Knowing how a regex engine interprets the rules of a regex pattern is useful, as it helps you to write more efficient expressions and avoid certain mistakes.
The core regex engine used by cfRegex is the java.util.regex library, which uses an algorithm known as "backtracking NFA".
Whilst you don't need to know the full details of the underlying theory of how this algorithm works and how it compares to other possible implementations, it is useful to understand a number of practical aspects to it, which are described in the sections below.
This is something common to all existing regex engines - matching is done from left-to-right, in all situations. Whilst a regex matcher might skip back to a previous position, it never actually scans from right-to-left
If you need to deal only with something at the end of a string (such as a file
extension) it is always best to isolate the end of the string using simpler
methods before trying to match a regex against it. (e.g. use Right(string,num)
or ListLast(string,delimiter)
as these both work by starting from the right
and moving towards the left.)
To demonstrate this behaviour, consider the text
"the quick fox jumps over the lazy brown dog", and the expression "\b.+?dog
".
You might think the ".+?
" will match at least once but as few characters as
possible, and so the closest the "\b
" can match to "dog" is after the "n" of
"brown", before the space - however this is falling into the trap of applying
your own direction to the interpretation of the instructions.

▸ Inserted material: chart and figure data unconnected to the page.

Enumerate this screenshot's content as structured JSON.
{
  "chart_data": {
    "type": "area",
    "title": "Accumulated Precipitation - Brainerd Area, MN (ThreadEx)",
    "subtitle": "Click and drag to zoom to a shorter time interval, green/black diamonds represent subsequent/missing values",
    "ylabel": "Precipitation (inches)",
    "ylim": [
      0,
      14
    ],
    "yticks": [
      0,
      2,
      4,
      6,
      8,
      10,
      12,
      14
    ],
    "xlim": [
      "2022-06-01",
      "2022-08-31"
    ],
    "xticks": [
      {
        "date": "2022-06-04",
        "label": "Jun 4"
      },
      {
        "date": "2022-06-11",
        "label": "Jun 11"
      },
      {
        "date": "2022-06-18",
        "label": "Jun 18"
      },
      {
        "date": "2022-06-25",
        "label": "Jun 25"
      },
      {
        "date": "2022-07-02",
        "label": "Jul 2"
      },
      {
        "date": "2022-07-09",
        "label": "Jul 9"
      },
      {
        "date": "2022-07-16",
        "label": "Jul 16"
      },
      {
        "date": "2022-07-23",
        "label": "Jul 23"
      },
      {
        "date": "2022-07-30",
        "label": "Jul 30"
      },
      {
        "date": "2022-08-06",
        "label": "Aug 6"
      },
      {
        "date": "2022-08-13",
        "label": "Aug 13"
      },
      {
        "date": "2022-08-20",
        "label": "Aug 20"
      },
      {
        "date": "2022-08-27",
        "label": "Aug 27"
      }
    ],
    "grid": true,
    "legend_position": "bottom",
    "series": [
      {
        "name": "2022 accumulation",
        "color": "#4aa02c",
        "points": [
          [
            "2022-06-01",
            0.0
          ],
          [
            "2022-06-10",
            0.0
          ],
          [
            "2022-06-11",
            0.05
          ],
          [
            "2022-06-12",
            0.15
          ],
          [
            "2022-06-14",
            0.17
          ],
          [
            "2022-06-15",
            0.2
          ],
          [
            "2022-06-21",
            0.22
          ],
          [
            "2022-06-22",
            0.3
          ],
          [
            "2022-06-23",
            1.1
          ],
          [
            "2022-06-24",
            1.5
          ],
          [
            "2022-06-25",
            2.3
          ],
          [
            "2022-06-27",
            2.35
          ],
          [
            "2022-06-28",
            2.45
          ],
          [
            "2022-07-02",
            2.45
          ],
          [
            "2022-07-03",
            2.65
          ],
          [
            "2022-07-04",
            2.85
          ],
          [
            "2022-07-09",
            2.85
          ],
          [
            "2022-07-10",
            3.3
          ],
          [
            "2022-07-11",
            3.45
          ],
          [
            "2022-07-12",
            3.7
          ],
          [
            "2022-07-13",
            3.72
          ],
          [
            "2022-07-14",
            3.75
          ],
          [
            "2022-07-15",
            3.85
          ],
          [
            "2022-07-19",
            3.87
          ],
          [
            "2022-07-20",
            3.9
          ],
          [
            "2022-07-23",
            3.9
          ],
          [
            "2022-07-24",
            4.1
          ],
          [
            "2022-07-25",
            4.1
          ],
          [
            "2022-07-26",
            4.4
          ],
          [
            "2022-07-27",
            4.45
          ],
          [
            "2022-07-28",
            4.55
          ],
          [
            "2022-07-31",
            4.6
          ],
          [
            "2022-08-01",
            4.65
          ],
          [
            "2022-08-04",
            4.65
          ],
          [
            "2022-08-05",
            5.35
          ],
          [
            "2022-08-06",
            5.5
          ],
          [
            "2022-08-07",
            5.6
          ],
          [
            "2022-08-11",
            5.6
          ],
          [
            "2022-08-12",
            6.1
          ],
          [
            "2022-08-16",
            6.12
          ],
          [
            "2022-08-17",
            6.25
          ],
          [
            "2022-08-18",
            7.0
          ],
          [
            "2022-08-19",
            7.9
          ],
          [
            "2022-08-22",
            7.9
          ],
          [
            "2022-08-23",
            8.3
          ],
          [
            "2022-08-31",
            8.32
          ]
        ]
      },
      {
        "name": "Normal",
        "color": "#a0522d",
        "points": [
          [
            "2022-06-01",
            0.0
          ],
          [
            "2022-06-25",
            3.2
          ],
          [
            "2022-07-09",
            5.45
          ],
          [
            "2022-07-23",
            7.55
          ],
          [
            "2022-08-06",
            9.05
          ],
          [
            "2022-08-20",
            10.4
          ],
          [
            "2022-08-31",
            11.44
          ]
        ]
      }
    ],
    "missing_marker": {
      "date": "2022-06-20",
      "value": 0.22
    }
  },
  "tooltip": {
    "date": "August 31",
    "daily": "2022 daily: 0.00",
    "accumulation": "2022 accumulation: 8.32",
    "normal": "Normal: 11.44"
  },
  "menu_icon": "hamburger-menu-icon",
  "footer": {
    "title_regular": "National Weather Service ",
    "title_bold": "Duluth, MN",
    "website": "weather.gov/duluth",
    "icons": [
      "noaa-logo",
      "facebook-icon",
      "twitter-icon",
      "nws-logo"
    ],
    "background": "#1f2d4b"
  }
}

The regex engine starts with the "\b
", which matches immediately, before the
first "t", then the ".+?
" matches the "t", tries to pass control to the next
instruction (because it is a lazy quantifier), but this keeps failing and passes
back to the lazy quantifier, which keeps expanding it's match one character
at a time, until it has eventually found the "dog" at the end and ended up
matching the entire text.
So remember: Regex always starts with the first instruction and at the start (left-most position) of a string of characters.
One of the key benefits of regex is its ability to try multiple alternatives, however it is not always obvious what the cost of this may be.
When matching, a regex engine applies the regex instructions one at a time. If the instruction succeeds, it moves forward and tries the next instruction. When an instruction fails, it looks to see if there are alternatives, if there are none it skips back to the last point it had alternatives and tries a different option, and it repeats this whole process until either the regex has matched, or the regex engine has ran out of alternatives to try.
A regex matcher will not skip forward to future parts of the regex and try those first. It will not even check what the next instruction is and keep track of when that might match - it deals with the current instruction completely before even considering what the following instruction might be.
For example, the pattern ^.+(?=://)
might be used in order to match the
protocol from a URL - basically saying, "start at the beginning, match any
character as many times as possible, then look for (but don't match) ://".
However, what happens here is that the +
quantifer matches the entire input
string until the end, then it tries (and fails) to match :// and it backtracks
one character at a time, attempting to match, failing, and backtracking again,
until eventually it reaches almost the start of the string, and eventually
finds the :// at position four (assuming a string starting "http://...").
The most common solution people use for this is to use the "lazy" +?
quantifier instead, however whilst this is significantly faster it will still
involve unnecessary backtracking. Lazy quantifiers will match one unit at a
time, then immediately say "ok, what's next", and (when the next instruction
fails) control is passed back, an additional unit is matched, and then it
passes control forward again. For this example that's not going to matter much,
but for longer strings this can be just as much as issue as the .+
originally
used.
The improved solution is not to use .
but to be more specific with what is
expected to be found. Using either [^:]+
or \w+
will both prevent the
regex going all the way along the string, whilst also avoiding the continuous
backtracking that a lazy quantifier can cause.
See the following diagram for a more visible example of what is going on:
^.+(?=://)
Backtracks len(input)-len(match) times.
^.+?(?=://)
Backtracks len(match)-1 times.
^[^:]+(?=://)
Matches without backtracking.
Sometimes backtracking is unavoidable - without it regex would not be as useful as it is - but the key is to try to keep it to a minimum, and if it can be avoided altogether that's even better.
When using pipe "|
" to allow a number of alternatives, it is important to keep
in mind that regex does not even consider later options if an earlier one has
matched successfully.
The expression (car|cart|carpet)(\w*)
matched against the text "carpets" will
place "car" in group one and "pets" in group two.
In other regex implemenations (ones without backtracking), all three alternatives are matched in parallel and the longest match is used (which would result in "carpet" and "s").
If we changed the expression to (car|cart|carpet)([^p]\w*)
and still matched
against the text "carpets", the first group would still match "car", however
(when attempting to match the second group) the [^p]
would prevent a succesful
match, so the regex engine would backtrack, attempt "cart" which fails, then
attempt "carpet" which succeeds, then move forward to the second group again,
which would match the "s".
For this reason, you should order alternatives so the most likely to match is first and the least likely of the options is last.